In case the connection's not obvious, Felt comes to mind because one theory about his motive for leaking in Watergate is over domestic spying and executive control. Felt participated in domestic spying (for which he was prosecuted and pardoned under Reagan), although I've read in news reports around the Deep Throat revelation that he strongly objected and even obstructed this activity at the time--and he became a leaker around when Nixon made what seems to have been an unusual appointment of what seems to have been a personal loyalist from outside the FBI to head that Bureau, instead of Felt (who as next in line might well have been expecting to keep Nixon's domestic spying ambitions in check, until thwarted by Nixon's surprise appointment).
 

Well, I for one think the person who leaked the illegal wiretapping is a national hero.
 

A day later, and now in the news there is current Lockheed executive Comey, depicted in ardent opposition to even the Ashcroft era continuation order approving extension of the 45-day review of the blanket wiretaps.

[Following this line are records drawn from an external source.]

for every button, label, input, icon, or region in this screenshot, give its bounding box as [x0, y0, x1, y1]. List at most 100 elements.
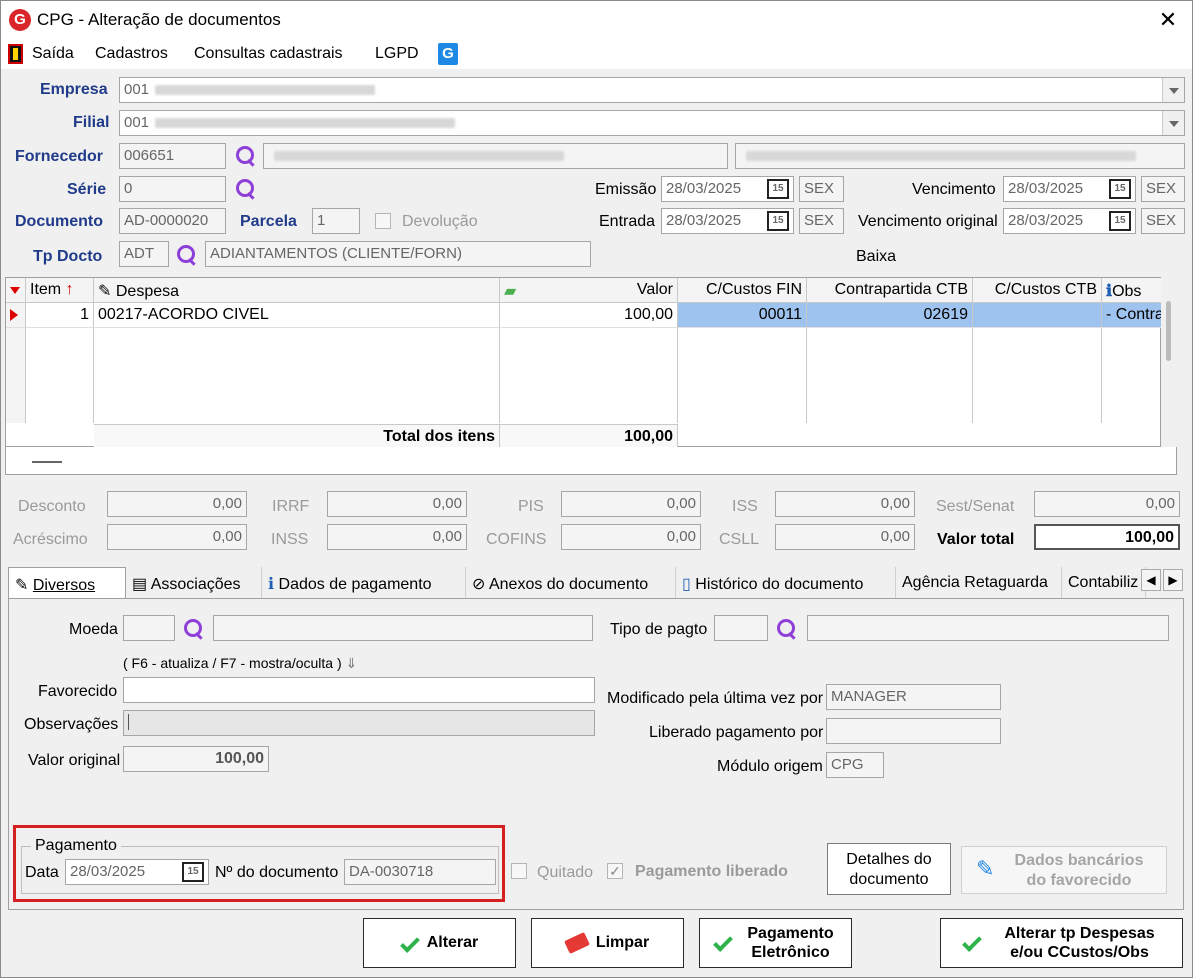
calendar-icon[interactable]: 15: [767, 179, 789, 199]
items-grid[interactable]: Item ↑ ✎ Despesa ▰ Valor C/Custos FIN Con…: [5, 277, 1162, 449]
detalhes-line2: documento: [849, 871, 929, 888]
edit-icon: ✎: [15, 577, 29, 594]
iss-field: 0,00: [775, 491, 915, 517]
limpar-button[interactable]: Limpar: [531, 918, 684, 968]
col-item[interactable]: Item ↑: [26, 278, 94, 303]
modulo-field: CPG: [826, 752, 884, 778]
col-despesa-label: Despesa: [115, 283, 180, 300]
tpdocto-desc-field: ADIANTAMENTOS (CLIENTE/FORN): [205, 241, 591, 267]
col-contrapartida[interactable]: Contrapartida CTB: [807, 278, 973, 303]
empresa-label: Empresa: [40, 81, 108, 98]
quitado-checkbox[interactable]: [511, 863, 527, 879]
tab-agencia[interactable]: Agência Retaguarda: [896, 567, 1062, 599]
pagamento-eletronico-button[interactable]: Pagamento Eletrônico: [699, 918, 852, 968]
highlight-box: [13, 825, 505, 902]
sort-icon: ↑: [65, 281, 74, 298]
cell-contrapartida[interactable]: 02619: [807, 303, 973, 328]
scrollbar-thumb[interactable]: [1166, 301, 1171, 361]
moeda-desc-field: [213, 615, 593, 641]
col-valor[interactable]: ▰ Valor: [500, 278, 678, 303]
moeda-label: Moeda: [69, 621, 118, 638]
tab-diversos[interactable]: ✎ Diversos: [8, 567, 126, 599]
moeda-code-field[interactable]: [123, 615, 175, 641]
calendar-icon[interactable]: 15: [767, 211, 789, 231]
app-logo-icon: G: [9, 9, 31, 31]
fornecedor-label: Fornecedor: [15, 148, 104, 165]
vencimento-date-field[interactable]: 28/03/2025 15: [1003, 176, 1136, 202]
splitter-handle-icon[interactable]: [32, 461, 62, 463]
menu-saida[interactable]: Saída: [32, 45, 74, 63]
cell-obs[interactable]: - Contra: [1102, 303, 1162, 328]
main-window: G CPG - Alteração de documentos ✕ Saída …: [0, 0, 1193, 978]
detalhes-documento-button[interactable]: Detalhes do documento: [827, 843, 951, 895]
modificado-label: Modificado pela última vez por: [607, 690, 824, 707]
chevron-down-icon[interactable]: [1162, 78, 1184, 102]
search-icon[interactable]: [176, 244, 198, 266]
menu-cadastros[interactable]: Cadastros: [95, 45, 168, 63]
tab-contabiliz[interactable]: Contabiliz: [1062, 567, 1146, 599]
paperclip-icon: ⊘: [472, 576, 486, 593]
tab-associacoes[interactable]: ▤ Associações: [126, 567, 262, 599]
menu-lgpd[interactable]: LGPD: [375, 45, 419, 63]
alterar-tp-despesas-button[interactable]: Alterar tp Despesas e/ou CCustos/Obs: [940, 918, 1183, 968]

Comey gave us Fitzgerald before transferring his employ to the defense contractor arena.
One supposes Gonzales will depose Comey in the search for the Felt-equivalent.
It is striking that in both matters: the one which Fitzgerald is investigating now in his 2nd grand jury term, and the case of the as yet unrevealed leaker of the wiretap policy, such inordinate criticism is being mounded upon the media. Since neither mystery is yet as solved as the matter in which Felt was involved, the anti-media stance may be nominal; but, at first impression it seems telltale, and unfortunately, fits the pattern of the headstrong executive prodrome.
Which arrives at Marty Lederman's endpoint, seemingly: congress.
Now that congress has sunsetted the independent counsel, perhaps the ensuing hearings, if any actually is held in the matter of the wiretaps and further phase-two hearings in the case which Fitzgerald is pursuing, will inform a more cognizant congress that an adjustment is needed to restructure this kind of investigation's launch so a fact finding can have some legal teeth and substantive effects.
January 13 in private chambers at the Supreme Court a rule 26 plea is being heard on habeas and possibly torture related matters involving a case which the fourth district court last week tossed to the Supreme Court. Much like the impression of disenfranchisement in the wiretap policy, the request for rulemaking or rule interpretation in secret session at the Supreme Court also evokes the potential for sidelining two branches out of the checking and balancing process of governance.
In a redundant manner, these tacks both lead to a similar perceived architecture of the condition of government approaching some form of martial law, albeit a limited rendition.
That would be rendition in the music terminological sense, rather than the new spy jargon phrase which has become currency.